Soon after, the Dockinses filed for Chapter 7 bankruptcy and excluded the inherited 401(k) account from their bankruptcy estate. The inherited account funds were still with the 401(k). That turned out to be a key factor in this case, and one that advisers should take notice of.

The bankruptcy trustee representing the creditors went to court to challenge the exclusion of the inherited 401(k) funds, arguing that the inherited 401(k) was part of the bankruptcy estate and not exempt. The trustee cited Clark v. Rameker, in which the Supreme Court unanimously ruled that inherited IRA funds are not protected in bankruptcy because the funds are not considered “retirement funds” once inherited. But the Clark case involved inherited IRA funds and the Dockins case involved inherited company plan funds covered by ERISA.
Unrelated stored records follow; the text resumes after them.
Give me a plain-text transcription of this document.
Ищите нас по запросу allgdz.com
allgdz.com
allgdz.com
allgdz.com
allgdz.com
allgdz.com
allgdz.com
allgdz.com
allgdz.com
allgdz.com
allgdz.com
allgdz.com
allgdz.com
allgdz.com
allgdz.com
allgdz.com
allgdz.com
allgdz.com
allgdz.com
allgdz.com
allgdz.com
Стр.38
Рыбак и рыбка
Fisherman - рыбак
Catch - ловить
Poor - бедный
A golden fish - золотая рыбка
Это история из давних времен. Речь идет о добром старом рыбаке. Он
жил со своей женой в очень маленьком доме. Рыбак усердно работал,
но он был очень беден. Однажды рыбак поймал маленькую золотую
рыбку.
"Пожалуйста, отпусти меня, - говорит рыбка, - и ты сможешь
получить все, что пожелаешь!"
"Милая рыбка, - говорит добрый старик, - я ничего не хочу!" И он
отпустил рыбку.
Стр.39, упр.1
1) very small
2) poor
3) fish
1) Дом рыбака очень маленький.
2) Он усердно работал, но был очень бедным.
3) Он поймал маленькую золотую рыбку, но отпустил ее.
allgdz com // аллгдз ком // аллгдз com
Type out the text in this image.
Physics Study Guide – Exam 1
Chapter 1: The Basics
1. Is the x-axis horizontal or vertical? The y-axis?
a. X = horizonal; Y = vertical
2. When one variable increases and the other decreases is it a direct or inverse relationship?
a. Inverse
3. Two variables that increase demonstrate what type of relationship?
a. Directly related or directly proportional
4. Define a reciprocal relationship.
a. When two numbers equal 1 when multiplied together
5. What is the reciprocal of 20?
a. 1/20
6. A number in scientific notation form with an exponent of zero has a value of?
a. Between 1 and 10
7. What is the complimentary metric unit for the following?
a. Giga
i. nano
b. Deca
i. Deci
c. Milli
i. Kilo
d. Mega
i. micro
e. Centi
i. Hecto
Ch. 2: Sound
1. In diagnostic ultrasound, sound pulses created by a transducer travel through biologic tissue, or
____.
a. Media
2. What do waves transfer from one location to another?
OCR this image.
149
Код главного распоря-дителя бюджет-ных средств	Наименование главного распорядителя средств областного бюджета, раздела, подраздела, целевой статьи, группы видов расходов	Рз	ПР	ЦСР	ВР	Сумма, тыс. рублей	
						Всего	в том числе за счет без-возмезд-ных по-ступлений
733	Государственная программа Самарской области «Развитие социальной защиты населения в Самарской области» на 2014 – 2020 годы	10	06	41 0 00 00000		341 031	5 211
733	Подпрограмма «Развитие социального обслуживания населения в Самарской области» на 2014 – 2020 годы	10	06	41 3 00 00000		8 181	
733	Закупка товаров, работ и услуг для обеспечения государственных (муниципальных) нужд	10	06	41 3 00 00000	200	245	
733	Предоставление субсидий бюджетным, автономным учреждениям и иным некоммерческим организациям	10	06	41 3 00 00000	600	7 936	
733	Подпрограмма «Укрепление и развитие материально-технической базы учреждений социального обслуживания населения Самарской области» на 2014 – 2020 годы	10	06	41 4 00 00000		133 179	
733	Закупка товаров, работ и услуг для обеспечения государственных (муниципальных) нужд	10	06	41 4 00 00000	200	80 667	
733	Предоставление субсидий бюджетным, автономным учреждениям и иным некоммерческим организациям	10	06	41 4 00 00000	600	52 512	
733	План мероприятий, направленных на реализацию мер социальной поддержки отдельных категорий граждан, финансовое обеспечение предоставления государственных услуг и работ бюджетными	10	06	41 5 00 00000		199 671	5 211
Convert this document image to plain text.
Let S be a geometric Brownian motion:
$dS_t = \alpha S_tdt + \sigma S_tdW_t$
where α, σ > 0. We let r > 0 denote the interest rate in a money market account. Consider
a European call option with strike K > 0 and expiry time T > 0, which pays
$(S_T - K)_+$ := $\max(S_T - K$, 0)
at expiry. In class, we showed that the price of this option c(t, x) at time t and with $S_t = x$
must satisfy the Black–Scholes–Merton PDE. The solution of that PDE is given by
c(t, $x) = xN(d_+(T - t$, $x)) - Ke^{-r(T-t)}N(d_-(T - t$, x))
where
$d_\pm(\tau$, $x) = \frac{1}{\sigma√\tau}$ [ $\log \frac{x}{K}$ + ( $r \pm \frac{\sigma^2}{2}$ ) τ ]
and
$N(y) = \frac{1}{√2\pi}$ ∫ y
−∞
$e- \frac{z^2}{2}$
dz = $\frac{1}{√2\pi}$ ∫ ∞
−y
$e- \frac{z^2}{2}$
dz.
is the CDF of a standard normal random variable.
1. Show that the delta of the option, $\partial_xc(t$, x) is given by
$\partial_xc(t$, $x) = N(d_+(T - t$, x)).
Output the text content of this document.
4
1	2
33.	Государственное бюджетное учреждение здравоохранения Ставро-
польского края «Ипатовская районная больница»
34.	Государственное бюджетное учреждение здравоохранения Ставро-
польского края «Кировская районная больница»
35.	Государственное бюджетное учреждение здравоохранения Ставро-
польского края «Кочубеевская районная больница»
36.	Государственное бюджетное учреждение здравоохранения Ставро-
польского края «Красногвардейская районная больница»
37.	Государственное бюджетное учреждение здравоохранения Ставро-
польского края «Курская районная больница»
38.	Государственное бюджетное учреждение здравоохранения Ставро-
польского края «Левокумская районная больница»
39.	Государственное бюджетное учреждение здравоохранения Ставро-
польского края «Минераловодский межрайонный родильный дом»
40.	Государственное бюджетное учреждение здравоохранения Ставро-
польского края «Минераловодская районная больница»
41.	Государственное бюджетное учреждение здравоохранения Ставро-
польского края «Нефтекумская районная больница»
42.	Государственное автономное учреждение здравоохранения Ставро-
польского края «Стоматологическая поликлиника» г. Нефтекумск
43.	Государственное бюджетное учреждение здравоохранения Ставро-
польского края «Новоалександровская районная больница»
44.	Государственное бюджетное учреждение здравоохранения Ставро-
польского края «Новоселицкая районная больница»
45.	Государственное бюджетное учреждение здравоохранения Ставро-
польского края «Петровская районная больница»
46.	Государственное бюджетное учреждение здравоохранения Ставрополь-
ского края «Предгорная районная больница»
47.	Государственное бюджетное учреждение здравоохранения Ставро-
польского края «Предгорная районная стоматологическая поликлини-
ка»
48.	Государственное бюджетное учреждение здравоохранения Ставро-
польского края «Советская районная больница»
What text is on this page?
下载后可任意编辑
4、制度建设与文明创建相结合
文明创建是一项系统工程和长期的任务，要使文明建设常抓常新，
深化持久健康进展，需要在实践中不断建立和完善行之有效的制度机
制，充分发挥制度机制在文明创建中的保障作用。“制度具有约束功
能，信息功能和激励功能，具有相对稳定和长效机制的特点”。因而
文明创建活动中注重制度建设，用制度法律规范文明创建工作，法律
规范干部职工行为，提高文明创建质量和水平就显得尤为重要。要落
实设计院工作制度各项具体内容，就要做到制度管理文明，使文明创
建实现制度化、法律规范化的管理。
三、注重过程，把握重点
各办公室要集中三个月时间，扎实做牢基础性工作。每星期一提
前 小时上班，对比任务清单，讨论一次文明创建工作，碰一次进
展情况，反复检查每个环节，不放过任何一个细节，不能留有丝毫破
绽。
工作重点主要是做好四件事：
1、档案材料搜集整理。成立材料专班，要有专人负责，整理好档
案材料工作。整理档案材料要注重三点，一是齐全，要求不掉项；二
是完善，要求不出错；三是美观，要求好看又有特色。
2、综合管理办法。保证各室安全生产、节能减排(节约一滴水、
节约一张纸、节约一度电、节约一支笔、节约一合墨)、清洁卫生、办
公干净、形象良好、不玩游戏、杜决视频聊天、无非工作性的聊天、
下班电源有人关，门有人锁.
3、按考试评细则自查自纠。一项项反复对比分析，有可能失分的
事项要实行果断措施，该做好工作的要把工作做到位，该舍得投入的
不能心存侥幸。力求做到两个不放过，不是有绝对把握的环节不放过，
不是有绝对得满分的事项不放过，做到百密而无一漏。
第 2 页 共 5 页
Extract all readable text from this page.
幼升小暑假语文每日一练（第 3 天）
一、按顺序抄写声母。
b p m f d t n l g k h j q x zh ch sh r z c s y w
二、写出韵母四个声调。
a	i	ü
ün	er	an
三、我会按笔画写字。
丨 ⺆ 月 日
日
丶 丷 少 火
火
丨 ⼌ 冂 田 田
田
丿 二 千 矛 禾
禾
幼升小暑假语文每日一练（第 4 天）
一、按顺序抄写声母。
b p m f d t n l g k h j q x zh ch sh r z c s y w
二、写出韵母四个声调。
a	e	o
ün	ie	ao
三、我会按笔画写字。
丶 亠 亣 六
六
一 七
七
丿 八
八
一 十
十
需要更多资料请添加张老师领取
The Dockinses argued that Holly’s inherited 401(k) could be excluded based on the Supreme Court’s decision (also unanimous) in Patterson v. Shumate. In that decision, the court ruled that ERISA-covered retirement plan benefits are excluded from the bankruptcy estate under §541(c)(2) of the Bankruptcy Code. The Dockinses also cited several prior bankruptcy cases that held ERISA plan benefits are protected as long the benefits have not been paid out at the time the individual files his or her bankruptcy petition.

THE COURT’S DECISION

The Bankruptcy Court agreed with the Dockinses, stating that the Wells Fargo plan is an ERISA plan not an IRA. As required under ERISA, the Wells Fargo plan provided that “your 401(k) Plan account cannot be reached by creditors either by garnishment or any other process. Also, you may not pledge or assign your 401(k) Plan account to anyone else.”

So the Bankruptcy Court said it was bound to follow the Supreme Court’s decision in Patterson that ERISA-covered retirement plan benefits are excluded from the bankruptcy estate rather than the court’s decision in Clark that inherited IRA assets are not protected in bankruptcy.

In Patterson, the Supreme Court ruled that 401(k) funds belonging to plan participants are not available to bankruptcy creditors. The Bankruptcy Court had no trouble extending that reasoning to plan beneficiaries.

The Bankruptcy Court cautioned, however, that the protection for inherited 401(k) accounts is lost if the debtor withdraws the account before filing for bankruptcy.

TIMING IS EVERYTHING

The Bankruptcy Court made it clear that bankruptcy protection for inherited 401(k) funds applies only if the bankruptcy filing occurs before the account is distributed. If the funds are paid out before the filing, they become part of the bankruptcy estate and will be exposed to creditors. Advisers with clients about to file for bankruptcy should counsel them to hold off on withdrawing their 401(k) funds, if possible, until after the filing.

LIMITED APPLICATION?

The Dockins case was apparently the first time a court had to decide whether inherited 401(k) funds are protected in bankruptcy. Since this decision came from a lower bankruptcy court, it technically only applies to bankruptcy cases in that court’s district western North Carolina. It is entirely possible that other bankruptcy courts, or appeals courts, could rule differently.

In the meantime, clients with inherited retirement funds who are considering bankruptcy should be made aware of the distinction in creditor protection this court made between inherited ERISA plan benefits and inherited IRAs.